2 p.m. Sunday, April 25, 2015
53 Wall Street Auditorium
Rare treasures on 16mm from the collection of legendary film collector Herb Graff, featuring a conversation with Brian Meacham and Bennett Lovett-Graff
Film Notes by Brian Meacham

BONJOUR LE MONDE (Dir. Walter Welebit, 1982, 6 min.). Winner of a silver medal at the 24th International Film and Television Festival of New York, this short film is an example of the sponsored film, a promotional work commissioned, in this case by Air France, to advertise services, but more than that, to tell a story with artistry, emotion, and visual flair.

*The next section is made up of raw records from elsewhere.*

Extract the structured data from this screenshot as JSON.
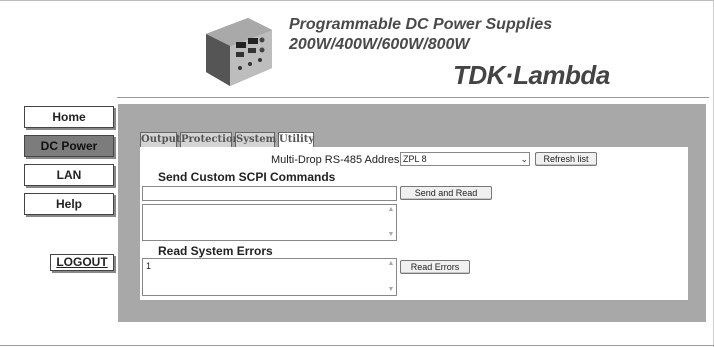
{
  "header": {
    "title_line1": "Programmable DC Power Supplies",
    "title_line2": "200W/400W/600W/800W",
    "brand": "TDK·Lambda"
  },
  "sidebar": {
    "items": [
      {
        "label": "Home"
      },
      {
        "label": "DC Power"
      },
      {
        "label": "LAN"
      },
      {
        "label": "Help"
      }
    ],
    "logout_label": "LOGOUT"
  },
  "tabs": [
    {
      "label": "Output"
    },
    {
      "label": "Protection"
    },
    {
      "label": "System"
    },
    {
      "label": "Utility"
    }
  ],
  "utility": {
    "address_label": "Multi-Drop RS-485 Address",
    "address_value": "ZPL 8",
    "refresh_label": "Refresh list",
    "scpi_heading": "Send Custom SCPI Commands",
    "scpi_input_value": "",
    "send_label": "Send and Read",
    "scpi_response": "",
    "errors_heading": "Read System Errors",
    "errors_value": "1",
    "read_errors_label": "Read Errors"
  },
  "colors": {
    "panel_bg": "#a8a8a8",
    "active_nav": "#7c7c7c"
  }
}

FILMING THE BIG THRILLS (Prod. Truman Talley, 1938, 10 min.) Part of a series of films entitled “Adventures of the Newsreel Camera- men,” this compilation examines the dangerous and unpredictable situations encountered by the men who filmed for the newsreels, from devastating floods in the midwestern United States to political upheaval in Europe and Africa.

TOP OF THE WORLD (Prod. E.M. Newman, 1933, 11 min.) Part of the “World Adventures” series distributed by Warner Brothers in 1932-33, this film examines life near the Arctic Circle, visiting Norway, the Faroe Islands, and Iceland.

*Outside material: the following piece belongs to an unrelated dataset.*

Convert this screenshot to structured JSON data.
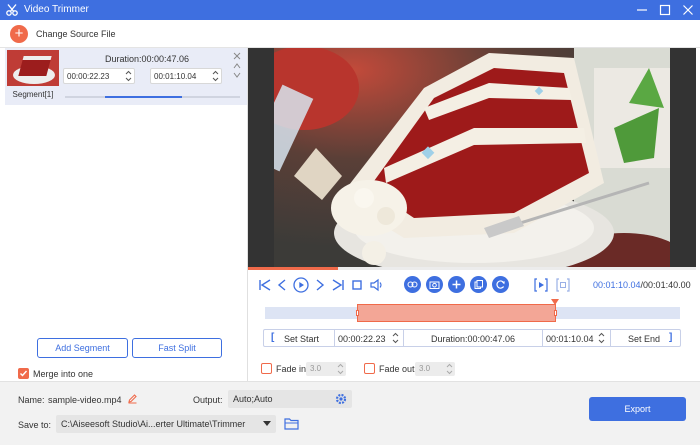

SANTA CLAUS SCHOOL IS OPENED (Official Films, 1960, 3 min.) One of more than 50 titles from the “Almanac Newsreel” series in the Graff Collection, this film provides a light-hearted look at the Charles W. Howard Santa Claus School, opened September 27, 1937, as well as other unusual Santa Clauses around the country.

SIR ARTHUR CONAN DOYLE (Blackhawk Films, 1954, 11 min.) Blackhawk Films’ reconstruction of the original Fox Movietone 1927 interview of Sherlock Holmes author and noted spiritualist Sir Arthur Conan Doyle, which is the only known filmed interview with the legendary writer.

MAKER OF WATER SKIS (R. & B. Productions, 1958, 6 mins.) This short follows Ed Reed of Worcester, Mass., pioneer waterskiier of the Maine Coast and creator of his own line of custom waterskis, known as “Ed Reed Specials.”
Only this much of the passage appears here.